Cette étude a été menée pour le compte de la Direction de l’eau et de la biodiversité (DEB), en partenariat avec plusieurs acteurs institutionnels, dont la DGITM, les DREAL, les Régions et le Centre de ressources Trame verte et bleue.

Un cadre juridique renforcé en faveur de la résorption des points noirs

Le décret du 17 décembre 2019, relatif aux orientations nationales pour la préservation et la remise en bon état des continuités écologiques, prévoit que les régions identifient et hiérarchisent les points noirs afin d’engager leur résorption.
Cette dynamique a été renforcée par la Stratégie nationale biodiversité 2030, qui fait de la restauration des continuités écologiques un axe prioritaire de l’action publique.

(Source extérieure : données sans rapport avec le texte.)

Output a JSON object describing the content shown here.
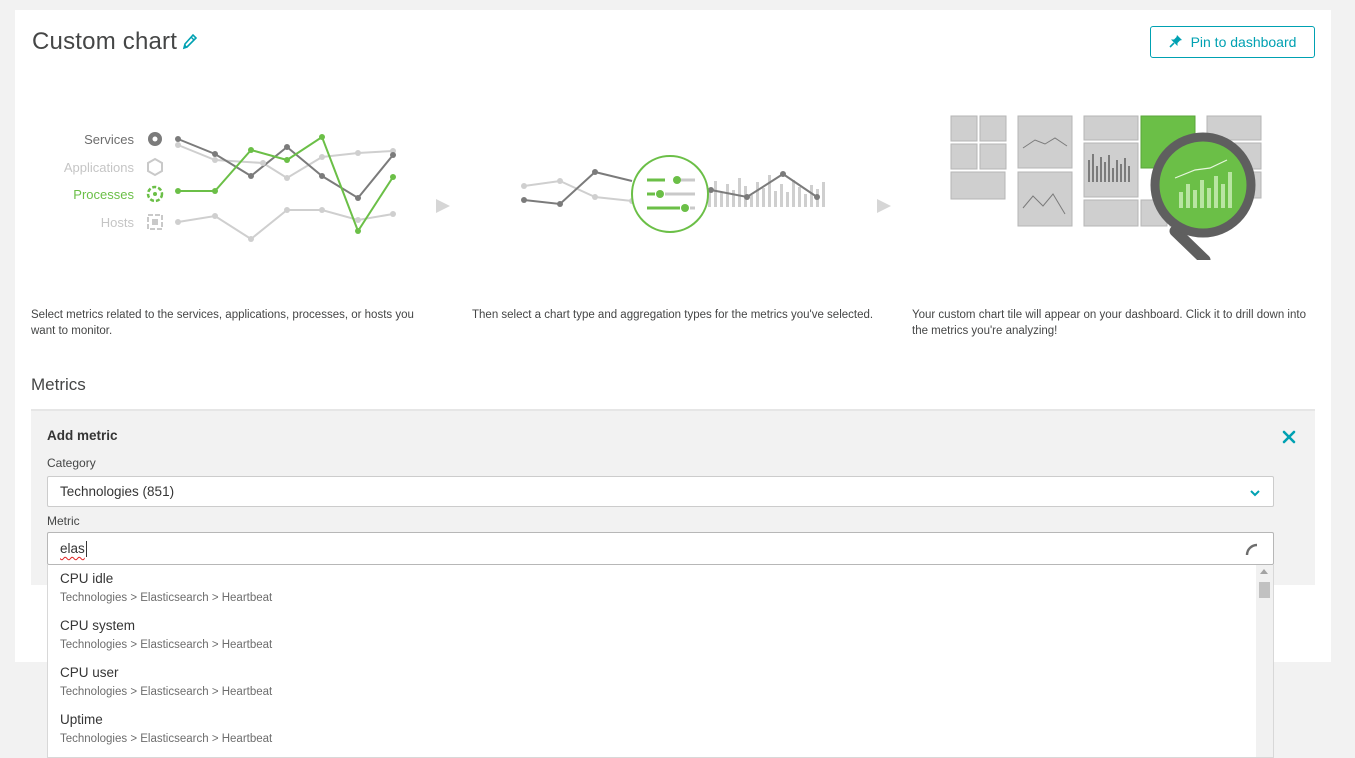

C’est dans ce contexte que le Cerema a été chargé d’élaborer une méthodologie homogène à l’échelle nationale, applicable à l’ensemble du territoire hexagonal. Trois régions pilotes (Bretagne, Normandie et Grand Est) ont été associées aux travaux.

Une méthodologie fondée sur la « franchissabilité » des infrastructures

L’identification et la priorisation des points noirs reposent sur une modélisation informatique articulée autour de cinq étapes successives.
Les infrastructures sont d’abord classées selon leur niveau de transparence écologique, c’est-à-dire leur capacité à être franchies par la faune. Cette analyse intègre ensuite l’existence d’ouvrages de transparence, la présence éventuelle d’infrastructures jumelées, puis attribue une note globale de transparence par section d’infrastructure.

Enfin, ces données sont croisées avec les trames vertes et bleues régionales, afin d’identifier les secteurs où les infrastructures constituent un obstacle majeur aux déplacements des espèces.

Des résultats opérationnels pour les acteurs de l’aménagement

Les cartographies produites recensent des points noirs concernant les routes, voies ferrées et canaux. Elles ont été transmises aux treize régions métropolitaines à la fin du second semestre 2025, afin de recueillir leurs observations et d’aboutir, courant 2026, à une liste définitive de points noirs prioritaires à résorber par région.

Ces données constituent un outil d’aide à la décision pour les DREAL, les régions, les gestionnaires d’infrastructures de transport, les aménageurs et les porteurs de projets. Elles permettront de hiérarchiser les interventions, de cibler les investissements et, à terme, d’assurer le suivi des actions de restauration des continuités écologiques.

Des solutions concrètes de résorption

La résorption d’un point noir peut notamment passer par la création ou l’adaptation de passages à faune, accompagnés de dispositifs de guidage des animaux (clôtures). Des ouvrages existants peuvent également être requalifiés, par exemple par l’aménagement de banquettes ou l’enherbement de passages agricoles. D’autres mesures complémentaires peuvent être envisagées, telles que la réduction des vitesses ou la fermeture saisonnière de certaines voies.

Deux guides méthodologiques consacrés aux passages à faune ont été publiés en 2020 et 2021, et un système d’information dédié est désormais disponible.

À noter enfin que ce travail d’identification et de priorisation sera étendu aux territoires d’Outre-mer en 2026.